I’ve tied to give a fixed material an atlas texture, but that didn’t work. Maybe it works with shader materials, but I don’t understand them yet and it seems like there are no settings for animations in the particle inspector anyway.
Is there a way to do this?

:bust_in_silhouette: Reply From: puppetmaster-

I only found an example to animate tiles in a tilemap over CanvasItemShader in this video
Pause the video to see the finished CanvasItemShaderGraph.

It also works with the particles.

It’s not the exact answer but perhaps you get the idea.

Sorry, I hadn’t had the time to try this till now. I’ve tried to set up a shader material like in the video, but after I linked the textures they didn’t show on the particles. Also I’ve tried to set up a graph shader, which worked better, but I couldn’t figure out the exact settings (because I can’t watch the video in hd) and it seems far too complicated for that matter, anyhow compared to setting up some animated 2D sprites.
Maybe I try something with 3DSprites. Dunno.

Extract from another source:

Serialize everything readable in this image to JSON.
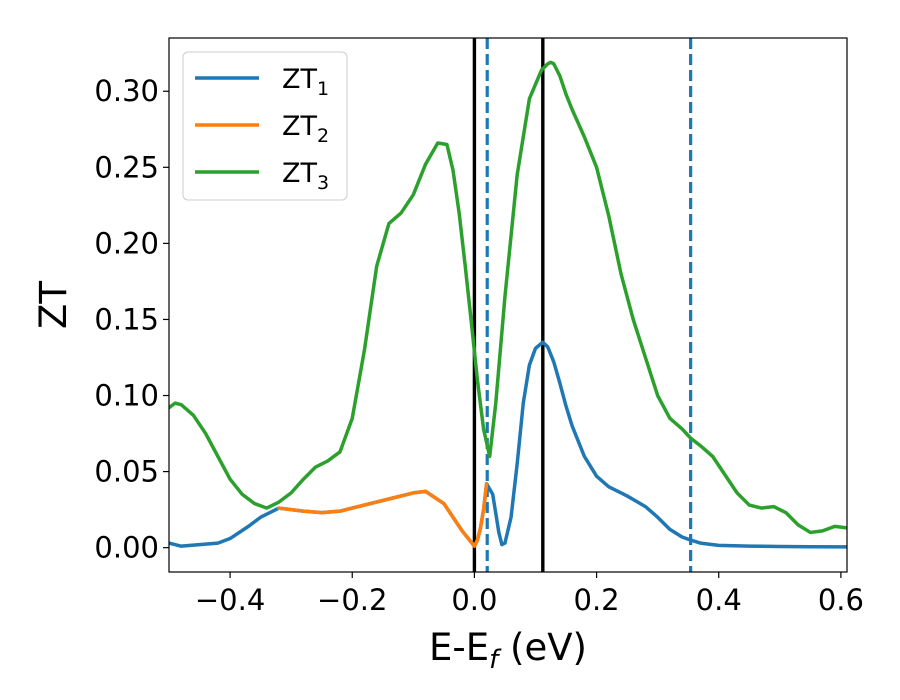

Thanks for your answer anyway!

del | 2016-03-18 01:57

:bust_in_silhouette: Reply From: KRL

Yes it is totally possible by two ways:

  1. Put the texture with fixed material on the particle and animate the texture pixel by pixel (not very efficient)
  2. Put the texture containing all the frames of your animation next to each other, with fixed material and use old trick with changing mapping of the texture selecting the part with the one frame of your animation and just jumping with mapping coordinates beetwen the frames

Thanks for your answer, but I think I don’t understand you. I couldn’d find a way to animate fixed materials, except with an animation player, but that won’t work for me because than all the particles would have the same frame at the same time.
What do you mean with pixel by pixel?

del | 2016-03-18 02:04

If you want to have every particle animated separately then write particle system by yourself using “3d sprites”.

KRL | 2016-03-18 14:02

:bust_in_silhouette: Reply From: Ninfur

I couldn’t find an answer to this anywhere so I’ll post a solution here that works in Godot 4. I’m unsure about earlier versions, but I did not see the same settings in Godot 3.4.2 after a quick look.

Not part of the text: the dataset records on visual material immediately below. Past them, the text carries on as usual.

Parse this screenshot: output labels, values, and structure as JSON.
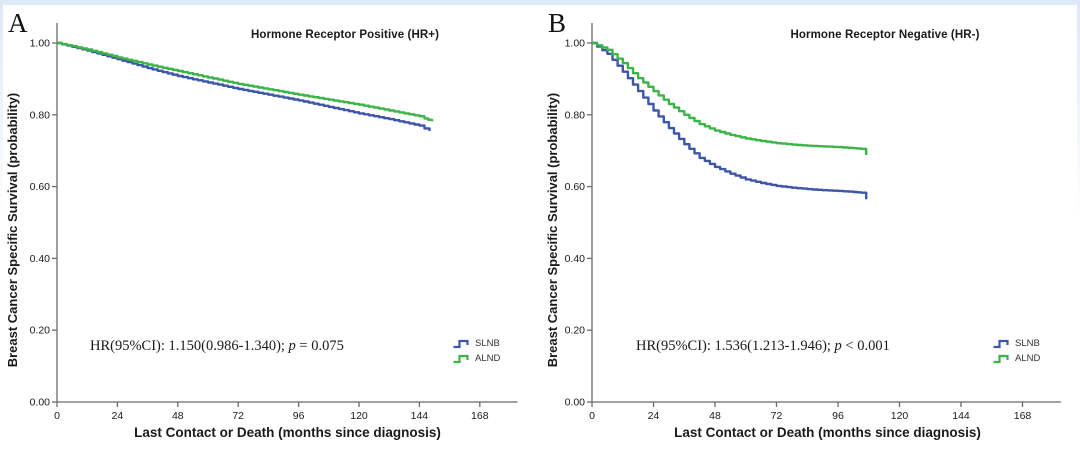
{
  "page": {
    "background": "#ffffff",
    "top_strip_color": "#dfe9f5"
  },
  "colors": {
    "slnb_blue": "#3E56A8",
    "alnd_green": "#3CB44A",
    "axis_gray": "#6b6b6b",
    "text_black": "#1a1a1a"
  },
  "chart_data": [
    {
      "type": "line",
      "subtype": "kaplan-meier-step",
      "panel_letter": "A",
      "title": "Hormone Receptor Positive (HR+)",
      "xlabel": "Last Contact or Death (months since diagnosis)",
      "ylabel": "Breast Cancer Specific Survival (probability)",
      "annotation": {
        "prefix": "HR(95%CI): 1.150(0.986-1.340); ",
        "italic": "p",
        "suffix": " = 0.075"
      },
      "xlim": [
        0,
        183
      ],
      "ylim": [
        0,
        1.0
      ],
      "xticks": [
        "0",
        "24",
        "48",
        "72",
        "96",
        "120",
        "144",
        "168"
      ],
      "yticks": [
        "0.00",
        "0.20",
        "0.40",
        "0.60",
        "0.80",
        "1.00"
      ],
      "legend_position": "lower-right",
      "grid": false,
      "legend": [
        {
          "label": "SLNB",
          "color": "#3E56A8"
        },
        {
          "label": "ALND",
          "color": "#3CB44A"
        }
      ],
      "series": [
        {
          "name": "SLNB",
          "color": "#3E56A8",
          "points": [
            [
              0,
              1.0
            ],
            [
              12,
              0.979
            ],
            [
              24,
              0.955
            ],
            [
              36,
              0.93
            ],
            [
              48,
              0.908
            ],
            [
              60,
              0.89
            ],
            [
              72,
              0.872
            ],
            [
              84,
              0.856
            ],
            [
              96,
              0.84
            ],
            [
              108,
              0.822
            ],
            [
              120,
              0.804
            ],
            [
              132,
              0.788
            ],
            [
              144,
              0.77
            ],
            [
              146,
              0.762
            ],
            [
              148,
              0.755
            ]
          ]
        },
        {
          "name": "ALND",
          "color": "#3CB44A",
          "points": [
            [
              0,
              1.0
            ],
            [
              12,
              0.982
            ],
            [
              24,
              0.96
            ],
            [
              36,
              0.94
            ],
            [
              48,
              0.922
            ],
            [
              60,
              0.904
            ],
            [
              72,
              0.886
            ],
            [
              84,
              0.871
            ],
            [
              96,
              0.856
            ],
            [
              108,
              0.842
            ],
            [
              120,
              0.828
            ],
            [
              132,
              0.812
            ],
            [
              144,
              0.796
            ],
            [
              146,
              0.79
            ],
            [
              149,
              0.782
            ]
          ]
        }
      ]
    },
    {
      "type": "line",
      "subtype": "kaplan-meier-step",
      "panel_letter": "B",
      "title": "Hormone Receptor Negative (HR-)",
      "xlabel": "Last Contact or Death (months since diagnosis)",
      "ylabel": "Breast Cancer Specific Survival (probability)",
      "annotation": {
        "prefix": "HR(95%CI): 1.536(1.213-1.946); ",
        "italic": "p",
        "suffix": " < 0.001"
      },
      "xlim": [
        0,
        183
      ],
      "ylim": [
        0,
        1.0
      ],
      "xticks": [
        "0",
        "24",
        "48",
        "72",
        "96",
        "120",
        "144",
        "168"
      ],
      "yticks": [
        "0.00",
        "0.20",
        "0.40",
        "0.60",
        "0.80",
        "1.00"
      ],
      "legend_position": "lower-right",
      "grid": false,
      "legend": [
        {
          "label": "SLNB",
          "color": "#3E56A8"
        },
        {
          "label": "ALND",
          "color": "#3CB44A"
        }
      ],
      "series": [
        {
          "name": "SLNB",
          "color": "#3E56A8",
          "points": [
            [
              0,
              1.0
            ],
            [
              6,
              0.97
            ],
            [
              12,
              0.92
            ],
            [
              18,
              0.866
            ],
            [
              24,
              0.812
            ],
            [
              30,
              0.763
            ],
            [
              36,
              0.718
            ],
            [
              42,
              0.68
            ],
            [
              48,
              0.655
            ],
            [
              54,
              0.636
            ],
            [
              60,
              0.62
            ],
            [
              66,
              0.61
            ],
            [
              72,
              0.602
            ],
            [
              78,
              0.597
            ],
            [
              84,
              0.593
            ],
            [
              90,
              0.59
            ],
            [
              96,
              0.588
            ],
            [
              102,
              0.585
            ],
            [
              105,
              0.583
            ],
            [
              107,
              0.565
            ]
          ]
        },
        {
          "name": "ALND",
          "color": "#3CB44A",
          "points": [
            [
              0,
              1.0
            ],
            [
              6,
              0.981
            ],
            [
              12,
              0.944
            ],
            [
              18,
              0.902
            ],
            [
              24,
              0.866
            ],
            [
              30,
              0.83
            ],
            [
              36,
              0.8
            ],
            [
              42,
              0.774
            ],
            [
              48,
              0.756
            ],
            [
              54,
              0.744
            ],
            [
              60,
              0.734
            ],
            [
              66,
              0.727
            ],
            [
              72,
              0.721
            ],
            [
              78,
              0.717
            ],
            [
              84,
              0.714
            ],
            [
              90,
              0.712
            ],
            [
              96,
              0.71
            ],
            [
              102,
              0.707
            ],
            [
              105,
              0.705
            ],
            [
              107,
              0.688
            ]
          ]
        }
      ]
    }
  ]
}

There are parameters that control how many frames the texture contains under the geometry’s spatial material in a group called “Particles Anim”:
enter image description here

While the parameters that control animation speed and frame offset are located in the particle material (aka process material) in a group called “Animation”:
enter image description here

By tweaking these parameters it’s possible to achieve both an animated flip book effect, or randomly selected particle texture without using multiple particle systems.

Additional information
The way these two materials communicate with eachother seems to be explained in one of the particle articles in the docs.

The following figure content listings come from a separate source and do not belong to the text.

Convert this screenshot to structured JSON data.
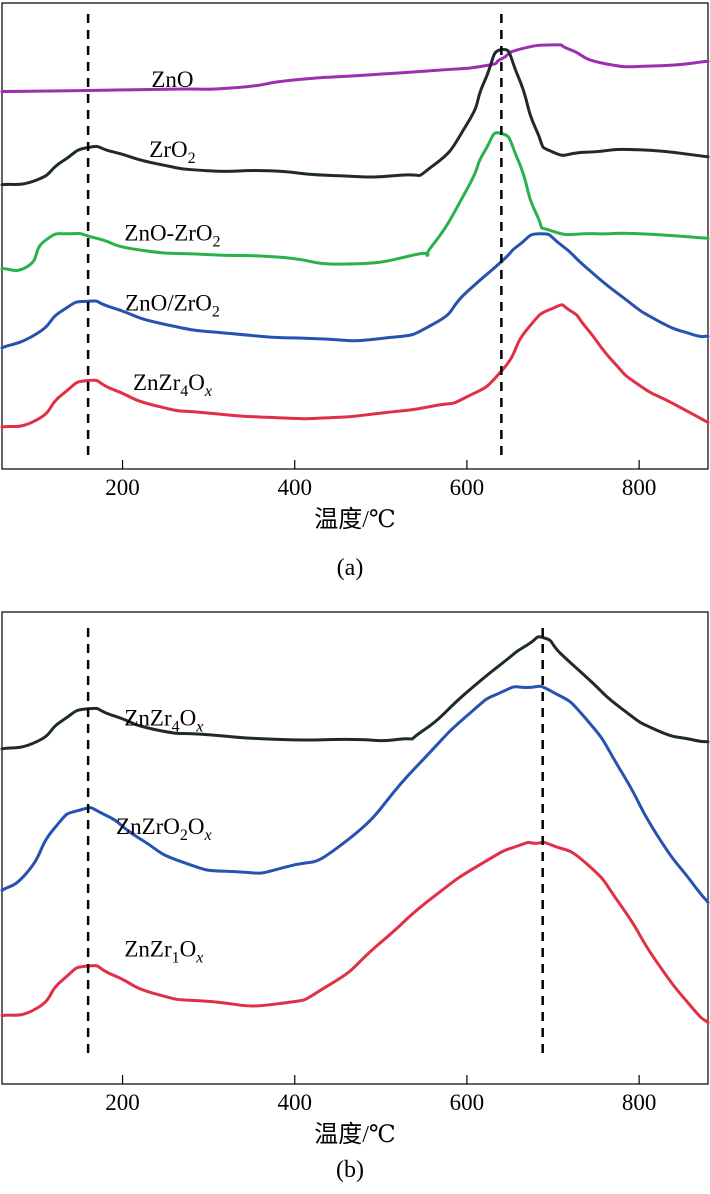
{
  "chart_data": [
    {
      "type": "line",
      "panel": "(a)",
      "xlabel": "温度/℃",
      "ylabel": "",
      "xlim": [
        60,
        880
      ],
      "ylim": [
        0,
        100
      ],
      "x_ticks": [
        200,
        400,
        600,
        800
      ],
      "x_tick_labels": [
        "200",
        "400",
        "600",
        "800"
      ],
      "reference_lines": [
        160,
        640
      ],
      "series": [
        {
          "name": "ZnO",
          "label_parts": [
            {
              "t": "ZnO",
              "s": ""
            }
          ],
          "color": "#9b2fae",
          "label_anchor": [
            258,
            82
          ],
          "x": [
            60,
            150,
            250,
            330,
            400,
            480,
            560,
            620,
            640,
            660,
            700,
            720,
            760,
            820,
            880
          ],
          "y": [
            81,
            81.2,
            81.5,
            81.8,
            83.5,
            84.5,
            85.5,
            86.5,
            88,
            90,
            91,
            90,
            87,
            86.5,
            87.5
          ]
        },
        {
          "name": "ZrO2",
          "label_parts": [
            {
              "t": "ZrO",
              "s": ""
            },
            {
              "t": "2",
              "s": "sub"
            }
          ],
          "color": "#1f2b2b",
          "label_anchor": [
            258,
            67
          ],
          "x": [
            60,
            100,
            130,
            160,
            190,
            240,
            300,
            370,
            440,
            520,
            560,
            600,
            620,
            640,
            660,
            680,
            700,
            740,
            800,
            880
          ],
          "y": [
            61,
            62,
            66,
            69,
            68,
            65.5,
            64,
            64,
            63,
            63,
            65,
            74,
            83,
            90,
            84,
            73,
            68,
            68,
            68.5,
            67
          ]
        },
        {
          "name": "ZnO-ZrO2",
          "label_parts": [
            {
              "t": "ZnO-ZrO",
              "s": ""
            },
            {
              "t": "2",
              "s": "sub"
            }
          ],
          "color": "#2ab24a",
          "label_anchor": [
            258,
            49
          ],
          "x": [
            60,
            90,
            110,
            140,
            170,
            220,
            300,
            380,
            460,
            540,
            560,
            600,
            620,
            640,
            660,
            680,
            700,
            750,
            800,
            880
          ],
          "y": [
            43,
            43.5,
            49,
            50.5,
            49.5,
            47,
            46,
            45.5,
            44,
            46,
            48,
            60,
            68,
            72,
            66,
            55,
            51,
            50.5,
            50.5,
            49.5
          ]
        },
        {
          "name": "ZnO/ZrO2",
          "label_parts": [
            {
              "t": "ZnO/ZrO",
              "s": ""
            },
            {
              "t": "2",
              "s": "sub"
            }
          ],
          "color": "#2653b0",
          "label_anchor": [
            258,
            34
          ],
          "x": [
            60,
            100,
            130,
            160,
            190,
            250,
            330,
            420,
            500,
            560,
            600,
            640,
            660,
            685,
            710,
            740,
            780,
            820,
            860,
            880
          ],
          "y": [
            26,
            29,
            34,
            36,
            34.5,
            31,
            29,
            28,
            28,
            31,
            38,
            44.5,
            48,
            50.5,
            48,
            43,
            37,
            32,
            29,
            28.5
          ]
        },
        {
          "name": "ZnZr4Ox",
          "label_parts": [
            {
              "t": "ZnZr",
              "s": ""
            },
            {
              "t": "4",
              "s": "sub"
            },
            {
              "t": "O",
              "s": ""
            },
            {
              "t": "x",
              "s": "subi"
            }
          ],
          "color": "#e02f46",
          "label_anchor": [
            258,
            17
          ],
          "x": [
            60,
            100,
            130,
            160,
            190,
            240,
            300,
            380,
            440,
            500,
            560,
            600,
            640,
            670,
            700,
            720,
            740,
            770,
            800,
            840,
            880
          ],
          "y": [
            9,
            10.5,
            16,
            19,
            17,
            13.5,
            12,
            11,
            11,
            12,
            13.5,
            15.5,
            21,
            30,
            34.5,
            34,
            30,
            23,
            18,
            14,
            10
          ]
        }
      ]
    },
    {
      "type": "line",
      "panel": "(b)",
      "xlabel": "温度/℃",
      "ylabel": "",
      "xlim": [
        60,
        880
      ],
      "ylim": [
        0,
        100
      ],
      "x_ticks": [
        200,
        400,
        600,
        800
      ],
      "x_tick_labels": [
        "200",
        "400",
        "600",
        "800"
      ],
      "reference_lines": [
        160,
        688
      ],
      "series": [
        {
          "name": "ZnZr4Ox",
          "label_parts": [
            {
              "t": "ZnZr",
              "s": ""
            },
            {
              "t": "4",
              "s": "sub"
            },
            {
              "t": "O",
              "s": ""
            },
            {
              "t": "x",
              "s": "subi"
            }
          ],
          "color": "#1f2b2b",
          "label_anchor": [
            248,
            76
          ],
          "x": [
            60,
            100,
            130,
            160,
            190,
            240,
            300,
            380,
            460,
            520,
            550,
            600,
            640,
            670,
            690,
            710,
            740,
            780,
            820,
            860,
            880
          ],
          "y": [
            71,
            72.5,
            77,
            79.5,
            78,
            75,
            74,
            73,
            73,
            73,
            75,
            83,
            89,
            93,
            94.5,
            91,
            86,
            79.5,
            75,
            73,
            72.5
          ]
        },
        {
          "name": "ZnZrO2Ox",
          "label_parts": [
            {
              "t": "ZnZrO",
              "s": ""
            },
            {
              "t": "2",
              "s": "sub"
            },
            {
              "t": "O",
              "s": ""
            },
            {
              "t": "x",
              "s": "subi"
            }
          ],
          "color": "#2653b0",
          "label_anchor": [
            248,
            53
          ],
          "x": [
            60,
            90,
            120,
            150,
            180,
            220,
            270,
            330,
            390,
            460,
            540,
            600,
            640,
            670,
            700,
            740,
            780,
            820,
            860,
            880
          ],
          "y": [
            41,
            45,
            54,
            58,
            57,
            52,
            47,
            45,
            46,
            51.5,
            67,
            78,
            83,
            84,
            83,
            77,
            66,
            53,
            43,
            38.5
          ]
        },
        {
          "name": "ZnZr1Ox",
          "label_parts": [
            {
              "t": "ZnZr",
              "s": ""
            },
            {
              "t": "1",
              "s": "sub"
            },
            {
              "t": "O",
              "s": ""
            },
            {
              "t": "x",
              "s": "subi"
            }
          ],
          "color": "#e02f46",
          "label_anchor": [
            248,
            27
          ],
          "x": [
            60,
            100,
            130,
            160,
            190,
            240,
            300,
            380,
            440,
            500,
            560,
            620,
            660,
            680,
            700,
            740,
            780,
            820,
            860,
            880
          ],
          "y": [
            14.5,
            16,
            22,
            25,
            23,
            19,
            17.5,
            17,
            21,
            30,
            39.5,
            47,
            50.5,
            51,
            50.5,
            46.5,
            37.5,
            26,
            16.5,
            13
          ]
        }
      ]
    }
  ]
}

A unique thing about particle shaders is that some built-in variables are saved across frames. TRANSFORM, COLOR, and CUSTOM can all be accessed in the Spatial shader of the mesh, and also in the particle shader the next time it is run.

Just a reminder for myself and anyone who can’t find the “Particle Anim” group under “Billboard”. You have to change the billboard type to “Particle Billboard”, otherwise the “Particle Anim” won’t show up in the panel. It is same in Godot 3.x and 4.x. (And I spent almost one hours for each… I really think Godot makes such simple function too complicate.)